Когда писал этот материал, решил чуть поэкспериментировать над собой. Закрыл глаза и заткнул уши. Встал. Попробовал пройтись по кухне. Ударившись локтем о косяк, вышел в коридор. Добрался до своей комнаты, сумел открыть шкаф и даже найти в нём любимую голубую рубашку. Но всё равно… Мир, который невозможно увидеть и услышать, кажется бессмысленным. Особенно страшно было бы потерять людей: не видеть их мимики, не слышать интонаций, с которыми они говорят. Захотелось сесть и больше никогда не двигаться. Не выдержал — открыл глаза…
В три года Александр Суворов почти полностью ослеп. В девять у него резко ухудшился слух. Сейчас он доктор психологических наук, ведущий научный сотрудник, автор десятков работ по педагогике и психологии. Когда рассказываешь знакомым, что взял интервью у слепоглухого доктора наук, первый же вопрос:
— Как ты это делал? Он же ничего не видит и не слышит. С ним вообще можно разговаривать?
Я не сразу понимаю, о чём идёт речь. Вспоминаю, как мы обсуждали философию Маркса, сорта вермута и проблемы педагогического образования. Только потом соображаю, что технология беседы была чуть иной, чем обычно. Чтобы сказать что-то Суворову, нужно выводить печатные буквы во всю его правую ладонь: З-Д-Р-А-В-С-Т-В-У-Й-Т-Е Х-О-Ч-У С-П-Р-О-С-И-Т-Ь…

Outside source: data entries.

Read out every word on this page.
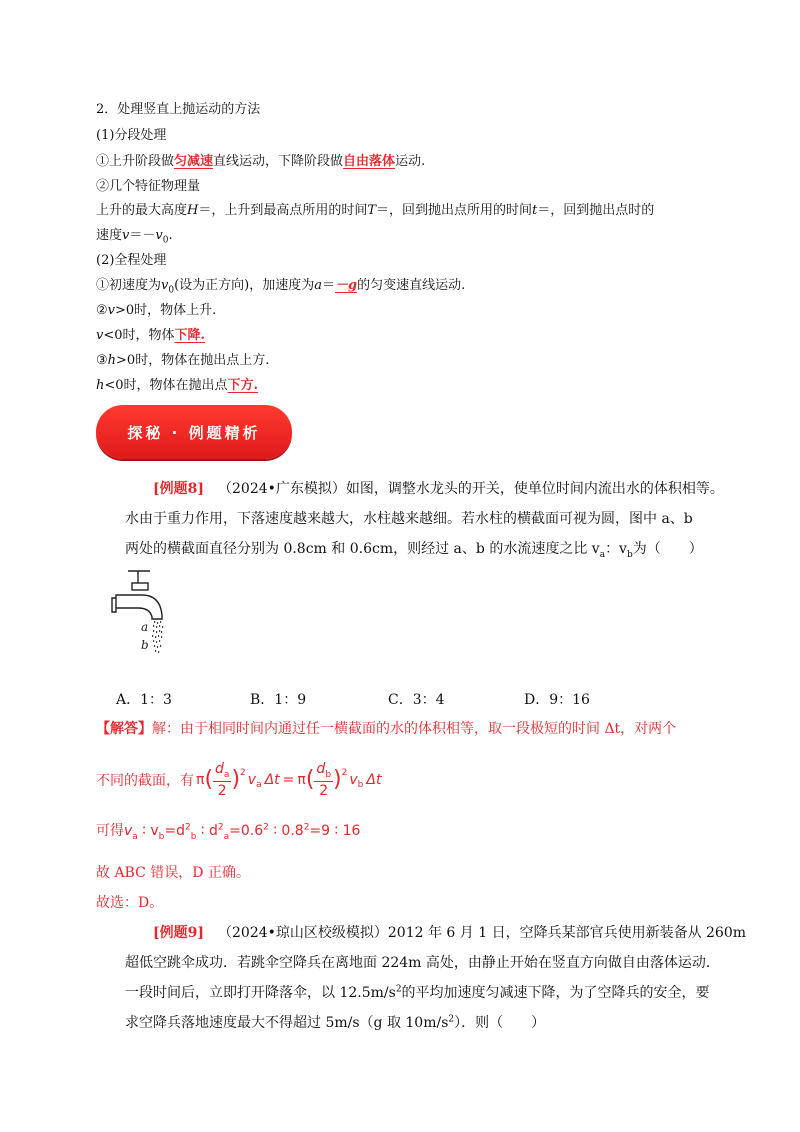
2．处理竖直上抛运动的方法
(1)分段处理
①上升阶段做匀减速直线运动，下降阶段做自由落体运动.
②几个特征物理量
上升的最大高度H＝，上升到最高点所用的时间T＝，回到抛出点所用的时间t＝，回到抛出点时的
速度$v=-v_0$.
(2)全程处理
①初速度为$v_0$(设为正方向)，加速度为a＝－g的匀变速直线运动.
②v>0时，物体上升.
v<0时，物体下降.
③h>0时，物体在抛出点上方.
h<0时，物体在抛出点下方.
探秘 · 例题精析
[例题8] （2024•广东模拟）如图，调整水龙头的开关，使单位时间内流出水的体积相等。
水由于重力作用，下落速度越来越大，水柱越来越细。若水柱的横截面可视为圆，图中 a、b
两处的横截面直径分别为 0.8cm 和 0.6cm，则经过 a、b 的水流速度之比 $v_a$：$v_b$为（　　）
a
b
A．1：3	B．1：9	C．3：4	D．9：16
【解答】解：由于相同时间内通过任一横截面的水的体积相等，取一段极短的时间 Δt，对两个
不同的截面，有 π ( $\frac{d_a}{2} )^2$ $v_a$ Δt = π ( $\frac{d_b}{2} )^2$ $v_b$ Δt
可得$v_a$ ∶ $v_b=d^2_b$ ∶ $d^2_a=0.6^2$ ∶ $0.8^2=9$ ∶ 16
故 ABC 错误，D 正确。
故选：D。
[例题9] （2024•琼山区校级模拟）2012 年 6 月 1 日，空降兵某部官兵使用新装备从 260m
超低空跳伞成功．若跳伞空降兵在离地面 224m 高处，由静止开始在竖直方向做自由落体运动．
一段时间后，立即打开降落伞，以 $12.5m/s^2$的平均加速度匀减速下降，为了空降兵的安全，要
求空降兵落地速度最大不得超过 5m/s（g 取 $10m/s^2$）．则（　　）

Я потом проверил на себе такой способ. Очень неудобно. Ощущаешь лишь щекотку — буквы и тем более слова разобрать невозможно. А Суворов всё понимает. Не успеваешь дописать вопрос, а он уже одобрительно сжимает твою руку и начинает отвечать. Только просит:
— Вы слишком деликатно нажимаете. Мне так сложнее понимать. Не бойтесь!
Мама и диссертация
В первый раз Александра Суворова я увидел в середине 90-х, когда он защищал докторскую диссертацию. Дело было в главном зале Психологического института РАО, неподалёку от Манежной площади. Помню, как на передних рядах глухие студенты рассказывали друг другу анекдоты с помощью языка жестов. Ощутил свою неполноценность: они смеются, а я ничего не понимаю.

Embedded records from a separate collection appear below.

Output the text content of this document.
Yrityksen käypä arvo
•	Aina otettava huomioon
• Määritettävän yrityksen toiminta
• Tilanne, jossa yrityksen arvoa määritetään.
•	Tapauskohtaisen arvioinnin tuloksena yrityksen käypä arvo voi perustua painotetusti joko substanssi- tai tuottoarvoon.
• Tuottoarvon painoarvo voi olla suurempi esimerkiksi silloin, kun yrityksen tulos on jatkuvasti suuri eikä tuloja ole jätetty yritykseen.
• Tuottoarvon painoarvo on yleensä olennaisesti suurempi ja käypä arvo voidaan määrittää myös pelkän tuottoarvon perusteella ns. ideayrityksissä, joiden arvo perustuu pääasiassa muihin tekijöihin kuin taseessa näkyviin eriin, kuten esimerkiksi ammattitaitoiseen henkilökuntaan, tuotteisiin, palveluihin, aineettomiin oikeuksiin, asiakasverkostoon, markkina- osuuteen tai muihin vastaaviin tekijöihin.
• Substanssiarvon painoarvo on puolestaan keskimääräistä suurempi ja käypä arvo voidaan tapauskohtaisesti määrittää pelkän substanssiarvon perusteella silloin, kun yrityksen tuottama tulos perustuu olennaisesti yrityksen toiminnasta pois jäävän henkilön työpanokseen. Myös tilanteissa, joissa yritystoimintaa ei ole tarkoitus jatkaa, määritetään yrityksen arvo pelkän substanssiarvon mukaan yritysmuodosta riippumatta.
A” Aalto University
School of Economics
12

На трибуне человек в сером пиджаке. У него короткая стрижка — потом уже узнаю, что на кличку «Ёжик» Суворов не обижается, а совсем наоборот. Издалека он кажется вполне обычным учёным, слепоглухота ощущается только в странных интонациях голоса.
— На защиту выносятся следующие положения… Развитие личности осуществимо лишь как саморазвитие, то есть личность сама себя развивает личными усилиями, собственной активностью при участии других людей. Иными словами, развитие и саморазвитие диалектически тождественны… Процесс личностной реабилитации проходят все люди, а не только физические инвалиды…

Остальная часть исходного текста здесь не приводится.